Simulation when testing a car for fuel efficiency on the road and on a bench with running drums
Abstract
Fuel consumption is a complex indicator that characterizes the efficiency of vehicle use, the energy perfection of the vehicle design, the level of the vehicle's technical condition, and a variety of operating conditions.
Changes in the technical state of the components and systems of the car leads to increased energy losses, which ultimately increases fuel consumption and reduces the power of the car. If you monitor the energy losses in each vehicle unit, then the fuel consumption can be used to diagnose not only the general condition of the vehicle, but also to localize the malfunction by the units. The general assessment of the technical condition of the car can be carried out according to the experimental and calculated data of fuel consumption. An individual assessment of the technical condition of the units can also be assessed by private efficiency and indicated fuel consumption.

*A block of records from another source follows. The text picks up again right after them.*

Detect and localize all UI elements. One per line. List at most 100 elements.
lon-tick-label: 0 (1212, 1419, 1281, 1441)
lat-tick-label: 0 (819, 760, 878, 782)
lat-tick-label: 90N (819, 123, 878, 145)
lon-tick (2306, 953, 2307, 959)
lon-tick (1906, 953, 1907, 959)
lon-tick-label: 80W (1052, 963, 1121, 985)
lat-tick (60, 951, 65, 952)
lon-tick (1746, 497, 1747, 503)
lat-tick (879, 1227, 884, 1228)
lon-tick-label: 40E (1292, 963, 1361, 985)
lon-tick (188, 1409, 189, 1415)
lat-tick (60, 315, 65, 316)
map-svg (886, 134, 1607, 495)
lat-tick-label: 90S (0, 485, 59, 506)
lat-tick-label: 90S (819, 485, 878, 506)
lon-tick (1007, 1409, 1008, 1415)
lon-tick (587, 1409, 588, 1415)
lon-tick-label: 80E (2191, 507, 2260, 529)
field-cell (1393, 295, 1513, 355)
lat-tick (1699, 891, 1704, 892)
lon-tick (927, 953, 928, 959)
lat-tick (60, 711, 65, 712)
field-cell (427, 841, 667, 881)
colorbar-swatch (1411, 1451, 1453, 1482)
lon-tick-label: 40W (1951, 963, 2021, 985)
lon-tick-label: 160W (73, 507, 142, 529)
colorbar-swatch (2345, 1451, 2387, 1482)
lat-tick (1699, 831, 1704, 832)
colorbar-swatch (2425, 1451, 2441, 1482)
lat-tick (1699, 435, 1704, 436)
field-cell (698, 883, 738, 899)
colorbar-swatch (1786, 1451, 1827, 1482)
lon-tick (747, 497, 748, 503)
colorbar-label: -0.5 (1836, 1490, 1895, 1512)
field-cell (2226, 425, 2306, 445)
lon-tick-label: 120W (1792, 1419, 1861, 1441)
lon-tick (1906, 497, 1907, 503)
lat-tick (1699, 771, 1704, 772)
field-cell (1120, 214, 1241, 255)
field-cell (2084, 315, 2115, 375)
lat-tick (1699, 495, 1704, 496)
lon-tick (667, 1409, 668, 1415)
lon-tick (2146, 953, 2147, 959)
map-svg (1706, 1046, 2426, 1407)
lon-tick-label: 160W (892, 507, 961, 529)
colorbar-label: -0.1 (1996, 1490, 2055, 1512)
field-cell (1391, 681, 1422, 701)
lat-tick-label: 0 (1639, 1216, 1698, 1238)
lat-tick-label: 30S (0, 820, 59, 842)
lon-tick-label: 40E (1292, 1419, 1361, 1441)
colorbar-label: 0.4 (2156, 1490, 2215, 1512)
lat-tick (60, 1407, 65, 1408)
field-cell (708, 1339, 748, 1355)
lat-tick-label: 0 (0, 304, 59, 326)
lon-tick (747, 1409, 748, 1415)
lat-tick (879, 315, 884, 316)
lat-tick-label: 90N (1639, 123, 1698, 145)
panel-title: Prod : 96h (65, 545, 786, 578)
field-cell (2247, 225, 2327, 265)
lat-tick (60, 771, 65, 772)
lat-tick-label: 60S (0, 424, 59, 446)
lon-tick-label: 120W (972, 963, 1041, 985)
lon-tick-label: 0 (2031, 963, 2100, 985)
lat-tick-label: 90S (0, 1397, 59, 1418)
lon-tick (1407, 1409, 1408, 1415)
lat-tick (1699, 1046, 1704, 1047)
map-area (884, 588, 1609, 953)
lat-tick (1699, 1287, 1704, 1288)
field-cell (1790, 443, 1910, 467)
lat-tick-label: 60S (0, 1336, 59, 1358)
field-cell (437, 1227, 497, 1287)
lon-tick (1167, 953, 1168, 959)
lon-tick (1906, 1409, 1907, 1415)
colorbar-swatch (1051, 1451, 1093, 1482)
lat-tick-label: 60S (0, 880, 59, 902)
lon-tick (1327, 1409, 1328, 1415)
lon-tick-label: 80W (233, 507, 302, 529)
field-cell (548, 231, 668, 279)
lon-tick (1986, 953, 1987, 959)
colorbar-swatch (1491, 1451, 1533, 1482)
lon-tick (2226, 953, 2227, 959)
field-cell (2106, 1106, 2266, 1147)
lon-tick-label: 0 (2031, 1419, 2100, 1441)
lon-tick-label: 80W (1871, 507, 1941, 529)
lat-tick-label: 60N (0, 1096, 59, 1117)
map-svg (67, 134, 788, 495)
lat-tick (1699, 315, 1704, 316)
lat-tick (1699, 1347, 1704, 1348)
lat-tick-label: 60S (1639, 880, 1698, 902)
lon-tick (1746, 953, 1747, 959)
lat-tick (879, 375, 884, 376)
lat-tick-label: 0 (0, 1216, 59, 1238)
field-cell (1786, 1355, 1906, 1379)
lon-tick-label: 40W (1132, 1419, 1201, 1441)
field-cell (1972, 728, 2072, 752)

The aim of the work is to further improve the methodology and develop an algorithm for diagnosing the technical condition of a car by changing the indicator fuel consumption and efficiency of the car.
To solve this goal, mathematical relationships and an algorithm for calculating fuel consumption and vehicle efficiency by units (indicator and mechanical engine, transmission and car suspension) were proposed.
The following diagnostic tasks can be solved using simulation:
- evaluate the quality of the car's functioning;
- issue recommendations on the types and amounts of preventive maintenance and repairs for this vehicle;
- to develop rational options for the use of diagnostic devices and equipment for various components and systems of the car, while simulating their functioning.
With regard to cars, physical modeling can be carried out when determining (standardizing) fuel consumption, exhaust gas toxicity, vehicle efficiency, rolling resistance and adhesion to the road, efficiency of braking systems, ride smoothness, etc.
The results of modeling fuel consumption using the proposed mathematical model, depending on the braking torque of the stand, coincide with a certain degree of accuracy with the results of road and bench tests of a car in various driving modes.
To ensure the compliance of the test modes of cars with real ones, it is necessary, using the results obtained, to select the load modes of bench diagnostics so that they maximally correspond to road conditions.